As profecias de fim de mundo têm sempre um atractivo especial. Bastante atractivas são também as histórias sobre conhecimentos ocultos detidos por civilizações antigas. Vem isto a propósito do documentário feito pelo History Channel sobre a Profecia Maia, e que já se encontra à venda para o público (assim como vários livros sobre o mesmo assunto). O documentário pareceu bastante interessante e apelativo.

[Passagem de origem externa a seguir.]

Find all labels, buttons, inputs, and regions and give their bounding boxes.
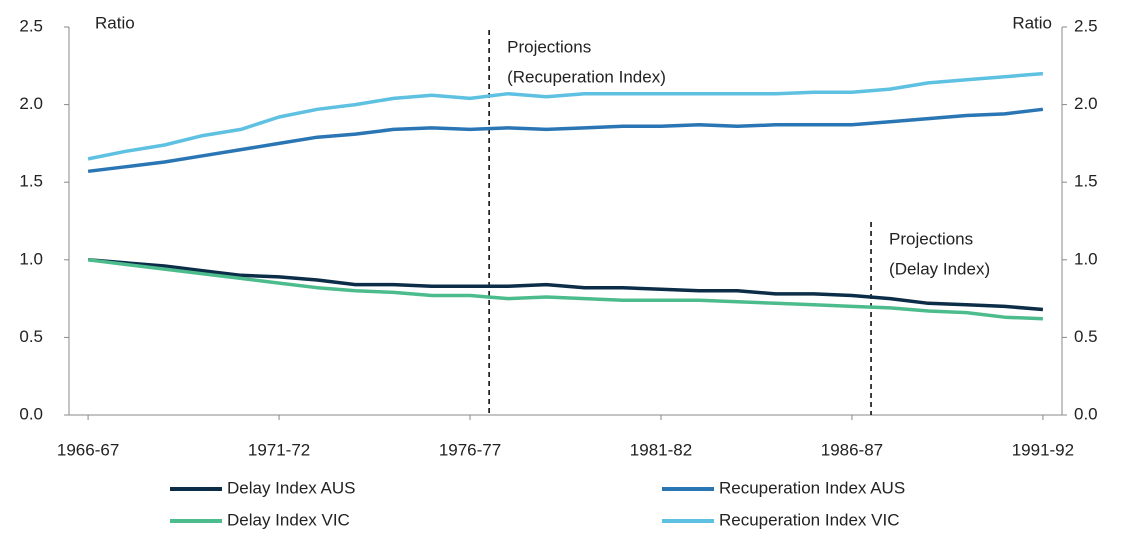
series-line <box>87 258 1044 312</box>
x-tick-label: 1966-67 <box>57 440 119 459</box>
legend-label: Recuperation Index VIC <box>719 510 900 529</box>
annotation-text: (Recuperation Index) <box>507 67 666 86</box>
series-line <box>87 107 1044 174</box>
y2-axis-label: Ratio <box>1012 13 1052 32</box>
series-line <box>87 71 1044 161</box>
y2-tick-label: 0.5 <box>1074 327 1098 346</box>
y-axis-label: Ratio <box>95 13 135 32</box>
y-tick-label: 1.5 <box>19 172 43 191</box>
series-line <box>87 258 1043 321</box>
y-tick-label: 0.5 <box>19 327 43 346</box>
legend-label: Delay Index VIC <box>227 510 350 529</box>
y-tick-label: 0.0 <box>19 404 43 423</box>
y2-tick-label: 2.5 <box>1074 16 1098 35</box>
annotation-text: Projections <box>507 37 591 56</box>
legend-label: Recuperation Index AUS <box>719 478 905 497</box>
y2-tick-label: 0.0 <box>1074 404 1098 423</box>
x-tick-label: 1986-87 <box>821 440 883 459</box>
annotation-text: (Delay Index) <box>889 259 990 278</box>
x-tick-label: 1991-92 <box>1012 440 1074 459</box>
y2-tick-label: 2.0 <box>1074 94 1098 113</box>
x-tick-label: 1976-77 <box>439 440 501 459</box>
x-tick-label: 1981-82 <box>630 440 692 459</box>
annotation-text: Projections <box>889 229 973 248</box>
y2-tick-label: 1.5 <box>1074 172 1098 191</box>
y-tick-label: 2.0 <box>19 94 43 113</box>
legend-label: Delay Index AUS <box>227 478 356 497</box>
x-tick-label: 1971-72 <box>248 440 310 459</box>
y2-tick-label: 1.0 <box>1074 249 1098 268</box>
y-tick-label: 2.5 <box>19 16 43 35</box>
y-tick-label: 1.0 <box>19 249 43 268</box>
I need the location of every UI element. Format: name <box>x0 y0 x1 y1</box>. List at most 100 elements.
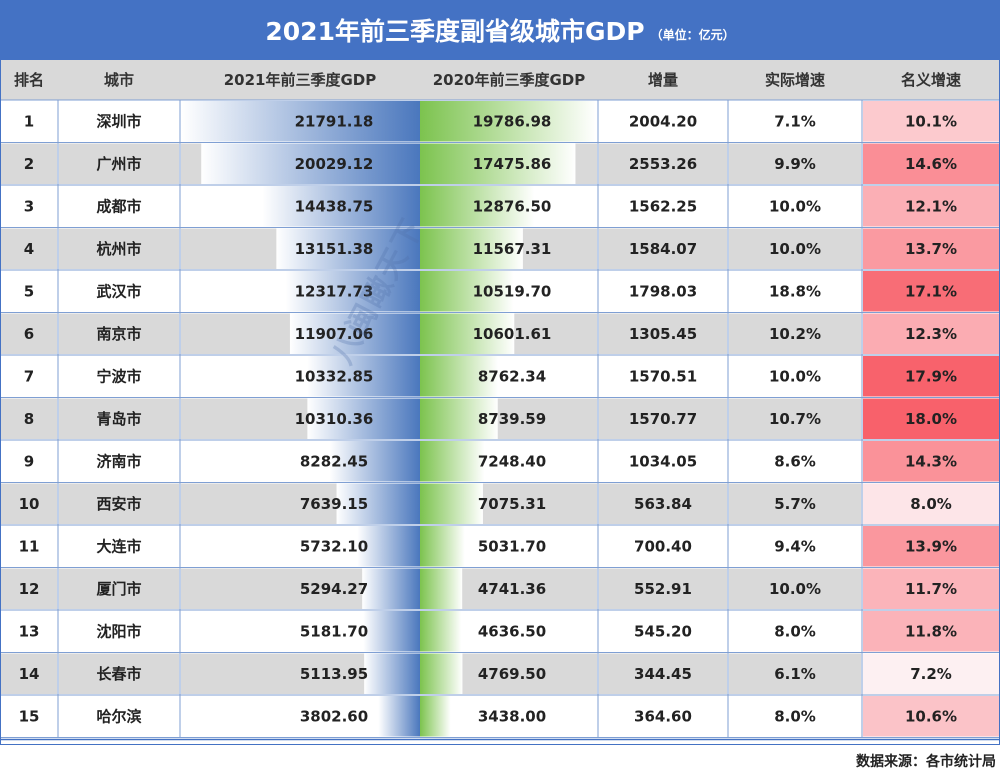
row-1-cell-bg <box>729 101 861 142</box>
increase-label: 552.91 <box>634 580 692 598</box>
row-14-cell-bg <box>1 653 57 694</box>
bar-2021-长春市 <box>364 653 420 694</box>
gdp2021-label: 3802.60 <box>300 707 368 725</box>
row-8-cell-bg <box>59 398 179 439</box>
nominal-growth-cell-杭州市 <box>863 228 1000 269</box>
row-12-cell-bg <box>59 568 179 609</box>
row-7-cell-bg <box>599 356 727 397</box>
city-label: 宁波市 <box>96 367 141 385</box>
bar-2020-大连市 <box>420 526 465 567</box>
bar-2020-西安市 <box>420 483 483 524</box>
column-header-5: 实际增速 <box>765 71 825 89</box>
nominal-growth-cell-深圳市 <box>863 101 1000 142</box>
rank-label: 5 <box>24 282 34 300</box>
bar-2020-成都市 <box>420 186 535 227</box>
city-label: 广州市 <box>96 155 141 173</box>
row-2-cell-bg <box>59 143 179 184</box>
gdp2020-label: 4769.50 <box>478 665 546 683</box>
row-7-cell-bg <box>59 356 179 397</box>
gdp2021-label: 10332.85 <box>295 367 374 385</box>
row-3-cell-bg <box>729 186 861 227</box>
gdp2020-label: 8739.59 <box>478 410 546 428</box>
increase-label: 1798.03 <box>629 282 697 300</box>
bar-2020-沈阳市 <box>420 611 462 652</box>
bar-2020-济南市 <box>420 441 485 482</box>
row-10-cell-bg <box>59 483 179 524</box>
real-growth-label: 9.9% <box>774 155 816 173</box>
row-13-cell-bg <box>1 611 57 652</box>
increase-label: 364.60 <box>634 707 692 725</box>
header-row <box>0 60 1000 100</box>
gdp2021-label: 5294.27 <box>300 580 368 598</box>
row-11-cell-bg <box>1 526 57 567</box>
row-13-cell-bg <box>599 611 727 652</box>
row-4-cell-bg <box>1 228 57 269</box>
row-8-cell-bg <box>599 398 727 439</box>
city-label: 大连市 <box>96 537 141 555</box>
bar-2021-济南市 <box>329 441 420 482</box>
rank-label: 15 <box>19 707 40 725</box>
row-6-cell-bg <box>599 313 727 354</box>
bar-2021-杭州市 <box>276 228 420 269</box>
nominal-growth-cell-沈阳市 <box>863 611 1000 652</box>
nominal-growth-cell-大连市 <box>863 526 1000 567</box>
row-10-cell-bg <box>1 483 57 524</box>
row-5-cell-bg <box>1 271 57 312</box>
row-3-cell-bg <box>599 186 727 227</box>
gdp2020-label: 17475.86 <box>473 155 552 173</box>
title-bar: 2021年前三季度副省级城市GDP （单位：亿元） <box>0 0 1000 60</box>
real-growth-label: 10.0% <box>769 580 821 598</box>
bar-2021-南京市 <box>289 313 420 354</box>
nominal-growth-cell-厦门市 <box>863 568 1000 609</box>
nominal-growth-cell-西安市 <box>863 483 1000 524</box>
row-6-cell-bg <box>729 313 861 354</box>
row-4-cell-bg <box>59 228 179 269</box>
gdp2020-label: 7248.40 <box>478 452 546 470</box>
nominal-growth-label: 17.1% <box>905 282 957 300</box>
bar-2021-厦门市 <box>362 568 420 609</box>
increase-label: 1305.45 <box>629 325 697 343</box>
rank-label: 2 <box>24 155 34 173</box>
row-6-cell-bg <box>59 313 179 354</box>
gdp2021-label: 21791.18 <box>295 112 374 130</box>
bar-2021-大连市 <box>357 526 420 567</box>
bar-2021-广州市 <box>201 143 420 184</box>
city-label: 厦门市 <box>96 580 141 598</box>
gdp2020-label: 11567.31 <box>473 240 552 258</box>
gdp2021-label: 5113.95 <box>300 665 368 683</box>
real-growth-label: 10.2% <box>769 325 821 343</box>
nominal-growth-label: 8.0% <box>910 495 952 513</box>
real-growth-label: 18.8% <box>769 282 821 300</box>
bar-2021-西安市 <box>336 483 420 524</box>
gdp2021-label: 8282.45 <box>300 452 368 470</box>
row-2-cell-bg <box>729 143 861 184</box>
row-9-cell-bg <box>1 441 57 482</box>
row-5-cell-bg <box>599 271 727 312</box>
bar-2020-武汉市 <box>420 271 514 312</box>
row-3-cell-bg <box>59 186 179 227</box>
gdp2020-label: 19786.98 <box>473 112 552 130</box>
nominal-growth-label: 13.7% <box>905 240 957 258</box>
gdp2020-label: 12876.50 <box>473 197 552 215</box>
bar-2021-哈尔滨 <box>378 696 420 737</box>
real-growth-label: 10.0% <box>769 240 821 258</box>
column-header-6: 名义增速 <box>901 71 961 89</box>
row-15-cell-bg <box>1 696 57 737</box>
nominal-growth-label: 17.9% <box>905 367 957 385</box>
row-10-cell-bg <box>729 483 861 524</box>
bar-2020-哈尔滨 <box>420 696 451 737</box>
increase-label: 1034.05 <box>629 452 697 470</box>
real-growth-label: 5.7% <box>774 495 816 513</box>
gdp2020-label: 10601.61 <box>473 325 552 343</box>
bar-2020-青岛市 <box>420 398 498 439</box>
chart-unit: （单位：亿元） <box>650 27 735 42</box>
nominal-growth-cell-武汉市 <box>863 271 1000 312</box>
bar-2020-深圳市 <box>420 101 596 142</box>
gdp-table-chart: 排名 城市 2021年前三季度GDP 2020年前三季度GDP 增量 实际增速 名义增速 1 深… <box>0 0 1000 745</box>
row-15-cell-bg <box>599 696 727 737</box>
real-growth-label: 8.0% <box>774 707 816 725</box>
row-7-cell-bg <box>1 356 57 397</box>
row-14-cell-bg <box>599 653 727 694</box>
bar-2020-厦门市 <box>420 568 463 609</box>
gdp2020-label: 7075.31 <box>478 495 546 513</box>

Basicamente a ideia é que os Maias, que tinham um calendário mais preciso, mais complexo e muito mais holístico que o nosso, previram vários acontecimentos que entretanto se passaram, como a chegada do homem branco – Hernan Cortez – a 8 de Novembro de 1519. Este calendário Maia prevê que algo de muito grave se passará no solestício de Inverno, 21 de Dezembro, de 2012. Tão grave será o acontecimento, que o mundo tal como o conhecemos desaparecerá. Isto não quer dizer que o mundo acabará, quer simplesmente dizer que um grande acontecimento transformará o mundo.

Ora, sabe-se actualmente que nesta data durante o solestício a Terra estará alinhada com o Sol e com o centro da nossa galáxia, Via Láctea. Sabe-se que no centro da Galáxia existe um buraco negro supermassivo. Baseados em Einstein e em alguma informação astronómica, há quem diga que o alinhamento com este buraco negro supermassivo levará a uma mudança do campo magnético terrestre, que acontece periodicamente. Isto levará a tsunamis, vulcões, terramotos, etc.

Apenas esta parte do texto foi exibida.